Because these two databases are relatively small, we refer to the practice of another deep learning article [10] and randomly select 80% reference videos and the distorted videos obtained from them as the test set. We repeated this dataset partition 20 times and each time trained the model from scratch. The scatter diagram of the specific quality assessment is shown in Figure 5.

Figure 5. Scatter diagram of quality estimation results, where each point represents a video to be tested.

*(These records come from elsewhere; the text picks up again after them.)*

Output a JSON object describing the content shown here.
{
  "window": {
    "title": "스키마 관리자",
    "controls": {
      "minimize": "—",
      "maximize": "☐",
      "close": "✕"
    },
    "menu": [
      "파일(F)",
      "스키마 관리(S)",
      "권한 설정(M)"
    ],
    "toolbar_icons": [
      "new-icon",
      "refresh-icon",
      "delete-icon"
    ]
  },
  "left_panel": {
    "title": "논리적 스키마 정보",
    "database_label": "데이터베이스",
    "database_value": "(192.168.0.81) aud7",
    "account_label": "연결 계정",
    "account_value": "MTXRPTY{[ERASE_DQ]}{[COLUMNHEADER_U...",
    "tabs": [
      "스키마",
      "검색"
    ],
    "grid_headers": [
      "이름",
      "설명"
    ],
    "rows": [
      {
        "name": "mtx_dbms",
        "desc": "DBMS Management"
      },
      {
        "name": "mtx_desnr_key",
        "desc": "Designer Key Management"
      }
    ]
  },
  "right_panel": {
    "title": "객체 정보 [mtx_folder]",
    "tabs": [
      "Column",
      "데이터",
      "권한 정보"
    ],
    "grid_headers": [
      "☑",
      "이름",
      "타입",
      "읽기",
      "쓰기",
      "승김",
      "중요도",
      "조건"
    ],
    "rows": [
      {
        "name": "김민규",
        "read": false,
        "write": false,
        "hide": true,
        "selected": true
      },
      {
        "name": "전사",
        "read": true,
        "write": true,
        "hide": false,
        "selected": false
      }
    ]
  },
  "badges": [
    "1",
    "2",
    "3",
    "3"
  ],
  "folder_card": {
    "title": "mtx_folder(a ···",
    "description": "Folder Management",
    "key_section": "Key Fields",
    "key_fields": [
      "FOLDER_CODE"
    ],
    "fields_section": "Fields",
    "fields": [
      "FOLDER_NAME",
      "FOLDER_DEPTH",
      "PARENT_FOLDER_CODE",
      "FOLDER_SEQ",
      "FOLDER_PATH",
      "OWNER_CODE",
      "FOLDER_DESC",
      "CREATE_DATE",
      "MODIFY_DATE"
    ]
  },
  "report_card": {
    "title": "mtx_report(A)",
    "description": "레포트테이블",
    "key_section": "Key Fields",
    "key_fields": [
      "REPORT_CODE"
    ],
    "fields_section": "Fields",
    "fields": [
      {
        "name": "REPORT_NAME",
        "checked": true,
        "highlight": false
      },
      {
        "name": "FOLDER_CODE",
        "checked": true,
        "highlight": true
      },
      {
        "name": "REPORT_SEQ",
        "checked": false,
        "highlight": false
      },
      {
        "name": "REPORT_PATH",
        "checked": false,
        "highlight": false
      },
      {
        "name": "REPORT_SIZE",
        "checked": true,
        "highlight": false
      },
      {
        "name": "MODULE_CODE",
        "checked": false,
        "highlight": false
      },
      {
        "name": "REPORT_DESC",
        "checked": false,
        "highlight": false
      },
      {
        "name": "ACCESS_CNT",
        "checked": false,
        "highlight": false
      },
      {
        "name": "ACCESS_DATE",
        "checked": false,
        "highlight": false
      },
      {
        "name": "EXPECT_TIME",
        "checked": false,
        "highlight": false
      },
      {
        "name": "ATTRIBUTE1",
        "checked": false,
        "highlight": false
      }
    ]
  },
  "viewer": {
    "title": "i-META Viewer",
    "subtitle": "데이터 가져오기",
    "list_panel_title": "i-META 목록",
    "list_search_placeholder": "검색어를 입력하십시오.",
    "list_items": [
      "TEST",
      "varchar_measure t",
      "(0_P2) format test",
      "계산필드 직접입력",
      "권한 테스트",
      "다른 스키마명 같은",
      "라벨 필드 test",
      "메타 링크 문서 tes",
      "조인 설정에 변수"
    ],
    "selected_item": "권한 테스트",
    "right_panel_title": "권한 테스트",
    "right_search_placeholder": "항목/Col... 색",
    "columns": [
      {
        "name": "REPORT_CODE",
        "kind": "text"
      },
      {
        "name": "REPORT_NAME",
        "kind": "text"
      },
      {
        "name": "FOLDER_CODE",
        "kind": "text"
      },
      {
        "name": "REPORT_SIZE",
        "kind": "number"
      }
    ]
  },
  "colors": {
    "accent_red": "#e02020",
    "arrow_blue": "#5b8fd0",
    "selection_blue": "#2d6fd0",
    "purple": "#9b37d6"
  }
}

The Y-axis is the estimated video quality, and the X-axis is the subjective scoring result. The left figure shows the test result on LIVE, and the right figure shows the test result on CSIQ.

We compared with commonly used full-reference quality assessment algorithms, including PSNR, MOVIE [11], ST-MAD [12], VMAF and DeepVQA [10]. Each test resulted in a PLCC and SROCC. In the table below, we used the median of the results of multiple experiments to represent the final performance.

We can clearly see that the algorithm C3DVQA designed in this paper is significantly ahead of traditional algorithms such as PSNR, MOVIE, ST-MAD and VMAF in both databases. It is worth mentioning that DeepVQA is also an algorithm based on deep learning and has achieved good performance. We attribute these performance improvements to two reasons: 1) USING CNN to learn quality-related features is superior to traditional feature extraction algorithms; 2) Both DeepVQA and C3DVQA learn the spatio-temporal joint features of videos, and the explicit use of motion information can better characterize the video quality.

Table 1. Performance comparison of different full reference algorithms on LIVE and CSIQ databases

conclusion

This paper briefly reviews the current development of video quality assessment in academia and industry. For complexity reasons, the industry still prefers to use less complex schemes based on image quality assessment. The downside is that the video as a whole can’t be used to learn spatio-temporal properties, although the results are poor and a good compromise between performance and complexity.

We propose a full reference algorithm based on 3d convolutional neural network. The problem of motion information loss can be solved better by learning the spatio-temporal joint feature of video. Compared with the traditional feature extraction algorithm, our algorithm can greatly improve the accuracy.

Of course, this is just the beginning and there is still a lot of work to be done. We want detailed complexity analysis, especially in scenarios where no GPU is available. We also want to know the performance of the trained algorithms on other databases, not just PGC videos, but UGC videos as well.

The good news is that we have plans to train code for open source models in the industry so that anyone can easily use their own database to train and test specific video business scenarios. At the same time, we welcome any form of collaborative development, whether it’s contributing databases, contributing pre-trained models, or even throwing out problems encountered in business scenarios.

Thank you

This project is based on the joint project of Tencent Multimedia Lab and Professor Li Ge’s team of Shenzhen Graduate School of Peking University.